16. Grocery Chains To Move Further Online, Expand Their Online Offerings With The Help Of Tech
Up to now, delivering new markets to customers’ doors has been a rather nascent concept — and it’s no easy task. Grocers already battle low profit margins because of increasingly declining food costs and new low-cost rivals like Aldi entering the market. The challenges, coupled with expensive online delivery expenses, has kept online grocery delivery in its infancy. But CBRE’s Cordero sees that tendency shifting in 2019.
“Grocery is likely, one of all of the retail classes, among the cheapest for internet penetration. We think due to a combination of technological advancement, investment on the part of retailers and customer demand, that we’re going to see a pretty important shift next year in grocery going online and retailers offering more to customers in that domain name,” she explained.
17. Economic Development Teams Round the Nation Continue To Feel The Impact Of HQ2 Competition
“An open competition like the Amazon HQ2 hunt is an opportunity for communities to redefine their heritage image and showcase what is different in their economy now versus 10, 20 or even 30 years back. The 238 communities which competed for the Amazon HQ2 are winning economic development as a result,” CCIM’s Conway said.
“Amazon is using the information to site select new fulfillment centers in places like Tucson, Arizona, and Birmingham, Alabama. Other major transport and e-commerce businesses, like Norfolk Southern Railroad, have utilized the data to create a relocation choice (in Norfolk Southern’s instance, to Atlanta, which was among the 20 finalist cities for Amazon HQ2). To put it differently, the Amazon HQ2 research was to economic growth precisely what the census is to demographics”
18. U.S. Hotel Occupancy To Break Records In 2019
The hotel industry is expected to experience a record-breaking year of occupancy degrees in 2019, according to a prediction from CBRE Hotels America Research. Occupancy levels are expected to spike to 66.2% following year, the 10th successive year of expansion.
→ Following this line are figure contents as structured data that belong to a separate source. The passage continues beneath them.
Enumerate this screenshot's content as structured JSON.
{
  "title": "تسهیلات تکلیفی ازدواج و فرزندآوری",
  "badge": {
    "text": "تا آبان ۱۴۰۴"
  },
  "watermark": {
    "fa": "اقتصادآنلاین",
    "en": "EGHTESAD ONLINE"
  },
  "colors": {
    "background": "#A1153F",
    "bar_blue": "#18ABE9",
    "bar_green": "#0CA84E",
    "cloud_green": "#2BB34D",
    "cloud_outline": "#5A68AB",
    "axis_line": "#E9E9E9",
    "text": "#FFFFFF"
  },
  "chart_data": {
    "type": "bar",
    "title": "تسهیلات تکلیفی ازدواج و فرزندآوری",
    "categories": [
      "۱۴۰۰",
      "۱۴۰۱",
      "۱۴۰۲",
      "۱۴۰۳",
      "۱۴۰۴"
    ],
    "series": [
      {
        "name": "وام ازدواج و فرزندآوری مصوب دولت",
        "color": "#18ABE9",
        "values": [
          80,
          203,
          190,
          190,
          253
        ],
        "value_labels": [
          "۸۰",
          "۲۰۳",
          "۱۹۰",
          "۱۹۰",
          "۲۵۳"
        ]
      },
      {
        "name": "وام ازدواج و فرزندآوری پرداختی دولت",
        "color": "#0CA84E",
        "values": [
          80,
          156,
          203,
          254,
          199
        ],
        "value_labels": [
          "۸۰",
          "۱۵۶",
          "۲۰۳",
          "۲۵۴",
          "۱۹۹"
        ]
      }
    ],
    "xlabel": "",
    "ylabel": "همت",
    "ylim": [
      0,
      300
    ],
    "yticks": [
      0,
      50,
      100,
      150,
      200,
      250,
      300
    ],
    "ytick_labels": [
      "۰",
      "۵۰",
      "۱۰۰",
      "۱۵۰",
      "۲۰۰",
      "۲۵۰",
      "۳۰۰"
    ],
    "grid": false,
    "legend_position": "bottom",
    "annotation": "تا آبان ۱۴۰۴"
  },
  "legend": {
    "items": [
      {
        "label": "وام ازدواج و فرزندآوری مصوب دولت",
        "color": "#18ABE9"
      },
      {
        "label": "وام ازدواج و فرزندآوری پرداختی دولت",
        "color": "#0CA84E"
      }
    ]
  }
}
This growth will be driven by a 2.1% increase in demand to cancel the incoming supply.
That strong need may not be felt evenly across markets, Quadrum Hospitality Group President Foiz Ahmed stated.
“Though the hospitality sector keeps growing, the economies where Quadrum is busy will remain relatively flat given their higher-than-national average occupancy rates. While ordinary daily rates are increasing nationwide, the business will likely face some challenges due to the rapid adoption of programs that provide discounted rates.”